The Truth About Why Cats Purr
Have you ever wondered what your cat is trying to tell you every time it purrs? It’s certainly a pleasant sound that you might automatically associate with that warm, fuzzy feeling your cat brings you. However, according to pet nutritionists from Purina, purring is more complicated than we think.
In addition to being normal expressions of happiness, purring also happens to be a type of distress signal as evidence has shown. Apparently, cats use purring not only to communicate but also as a defense mechanism. If ever you find your cat purring excessively on the way to the vet or during the birthing process, just know that your cat is simply trying to keep calm during a highly stressful situation.
As a means of communication, purring evolved as a way for kittens to talk with their mother and littermates. All kittens are born without vision or hearing; they rely on vibrations produced when purring as an established way to communicate.
Cats will also purr as a means to alleviate pain. The vibrations that result from the low frequencies of purring can act as an internal remedy for cats. Apart from pain relief, purring can help rebuild muscles, heal other sorts of injuries, and even assist in a cat’s breathing mechanism.
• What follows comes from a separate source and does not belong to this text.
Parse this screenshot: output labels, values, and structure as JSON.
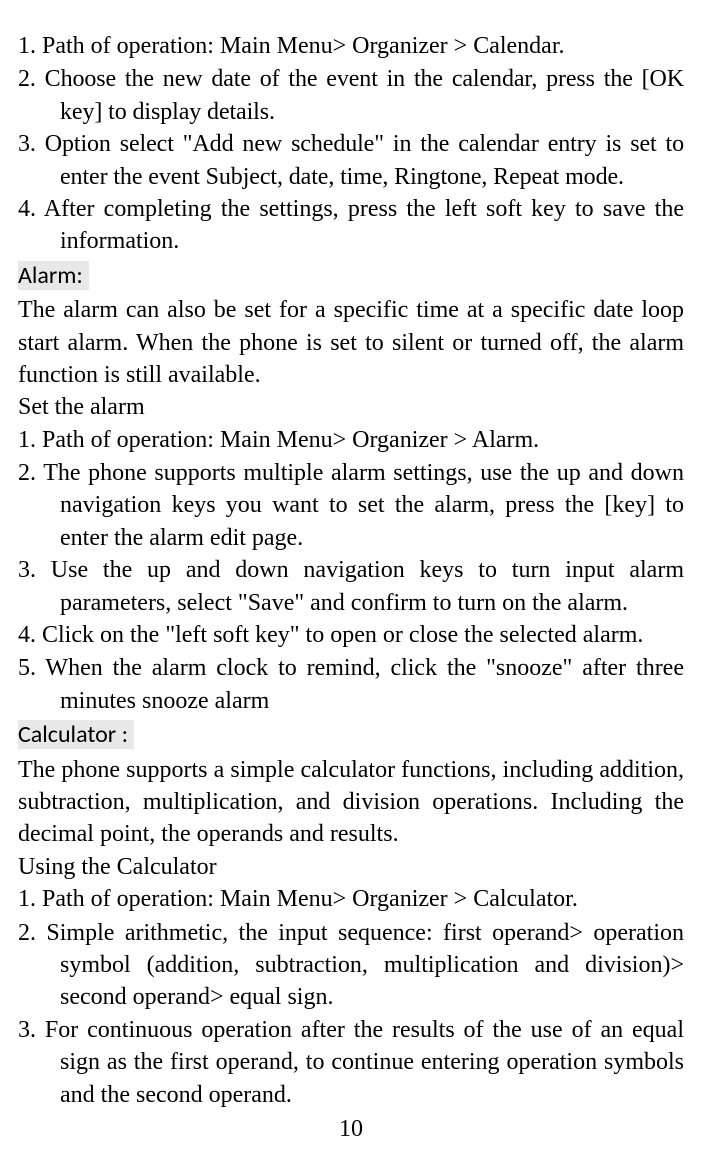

Cat owners benefit form purring as well. Some say that constant interaction with cats and their purring can lower a person’s risk for heart attack by 40%. This happens because hearing a cat’s purr can lower a person’s blood pressure almost immediately.
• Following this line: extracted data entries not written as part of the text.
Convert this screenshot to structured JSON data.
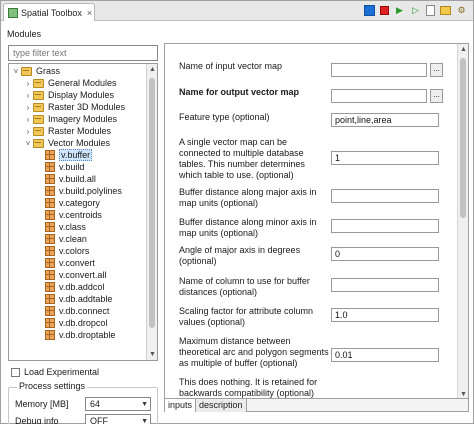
{
  "window": {
    "title": "Spatial Toolbox",
    "close": "×"
  },
  "toolbar_icons": [
    "select-icon",
    "stop-icon",
    "run-icon",
    "run-console-icon",
    "document-icon",
    "folder-icon",
    "gear-icon"
  ],
  "left": {
    "modules_label": "Modules",
    "filter_placeholder": "type filter text",
    "tree": [
      {
        "label": "Grass",
        "level": 0,
        "kind": "folder",
        "expanded": true
      },
      {
        "label": "General Modules",
        "level": 1,
        "kind": "folder",
        "expanded": false
      },
      {
        "label": "Display Modules",
        "level": 1,
        "kind": "folder",
        "expanded": false
      },
      {
        "label": "Raster 3D Modules",
        "level": 1,
        "kind": "folder",
        "expanded": false
      },
      {
        "label": "Imagery Modules",
        "level": 1,
        "kind": "folder",
        "expanded": false
      },
      {
        "label": "Raster Modules",
        "level": 1,
        "kind": "folder",
        "expanded": false
      },
      {
        "label": "Vector Modules",
        "level": 1,
        "kind": "folder",
        "expanded": true
      },
      {
        "label": "v.buffer",
        "level": 2,
        "kind": "module",
        "selected": true
      },
      {
        "label": "v.build",
        "level": 2,
        "kind": "module"
      },
      {
        "label": "v.build.all",
        "level": 2,
        "kind": "module"
      },
      {
        "label": "v.build.polylines",
        "level": 2,
        "kind": "module"
      },
      {
        "label": "v.category",
        "level": 2,
        "kind": "module"
      },
      {
        "label": "v.centroids",
        "level": 2,
        "kind": "module"
      },
      {
        "label": "v.class",
        "level": 2,
        "kind": "module"
      },
      {
        "label": "v.clean",
        "level": 2,
        "kind": "module"
      },
      {
        "label": "v.colors",
        "level": 2,
        "kind": "module"
      },
      {
        "label": "v.convert",
        "level": 2,
        "kind": "module"
      },
      {
        "label": "v.convert.all",
        "level": 2,
        "kind": "module"
      },
      {
        "label": "v.db.addcol",
        "level": 2,
        "kind": "module"
      },
      {
        "label": "v.db.addtable",
        "level": 2,
        "kind": "module"
      },
      {
        "label": "v.db.connect",
        "level": 2,
        "kind": "module"
      },
      {
        "label": "v.db.dropcol",
        "level": 2,
        "kind": "module"
      },
      {
        "label": "v.db.droptable",
        "level": 2,
        "kind": "module"
      }
    ],
    "load_experimental": "Load Experimental",
    "process_settings": "Process settings",
    "memory_label": "Memory [MB]",
    "memory_value": "64",
    "debug_label": "Debug info",
    "debug_value": "OFF"
  },
  "params": [
    {
      "label": "Name of input vector map",
      "value": "",
      "browse": true,
      "bold": false
    },
    {
      "label": "Name for output vector map",
      "value": "",
      "browse": true,
      "bold": true
    },
    {
      "label": "Feature type (optional)",
      "value": "point,line,area",
      "browse": false,
      "bold": false
    },
    {
      "label": "A single vector map can be connected to multiple database tables. This number determines which table to use. (optional)",
      "value": "1",
      "browse": false,
      "bold": false
    },
    {
      "label": "Buffer distance along major axis in map units (optional)",
      "value": "",
      "browse": false,
      "bold": false
    },
    {
      "label": "Buffer distance along minor axis in map units (optional)",
      "value": "",
      "browse": false,
      "bold": false
    },
    {
      "label": "Angle of major axis in degrees (optional)",
      "value": "0",
      "browse": false,
      "bold": false
    },
    {
      "label": "Name of column to use for buffer distances (optional)",
      "value": "",
      "browse": false,
      "bold": false
    },
    {
      "label": "Scaling factor for attribute column values (optional)",
      "value": "1.0",
      "browse": false,
      "bold": false
    },
    {
      "label": "Maximum distance between theoretical arc and polygon segments as multiple of buffer (optional)",
      "value": "0.01",
      "browse": false,
      "bold": false
    },
    {
      "label": "This does nothing. It is retained for backwards compatibility (optional)",
      "value": "",
      "browse": false,
      "bold": false
    }
  ],
  "bottom_tabs": [
    "inputs",
    "description"
  ],
  "browse_label": "..."
}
The actual purr sound is a result of muscle movement in a cat’s vocal chords. As air that’s breathed in and out hits the vibrating muscles of the vocal chords, the airy sound of a purr comes out.
There’s a small bone found in domestic cats that’s completely hardened and only vibrates with the flow of air in breathing. In cats that can roar, that same bone is flexible. This allows the bone to create more movement and the muscles to ultimately create a greater sound with the flow of air. This is the reason why cats that purr can’t ever roar, and vice versa.
There’s also kind of purring sound that’s been identified recently. Known as the “solicitation purr,” this particular sound has cry-like qualities that solicit an urgent response from those who can hear it—cats or humans alike.
Talking through meowing
Cat enthusiasts know that cats like to talk quite a bit. As a matter of fact, cats are thought to be capable of at least 16 different sound patterns. Some cats hiss; some shriek. Other cats even trill like birds do. But more commonly, cats meow.
A cat’s meow can convey a lot of emotions or demands. It’s the way they talk to us humans, especially since adult cats will actually only meow to humans. Communication through meowing is typically halted by a mother cat as soon as her kittens are weaned. This is why adult cats don’t meow to each other; they just talk in other ways.
The meowing helps considering we’re not quite adept at reading nonverbal cues from our pets. Even if we were anywhere nearly good at it, we tend to prefer verbal cues anyway. This will come in handy as science is trying to push animal communication to the future. Pet translators have been developing the tech that will eventually allow us to actually “talk” to our pets. It might not happen for a while, but it’s certainly headed that way.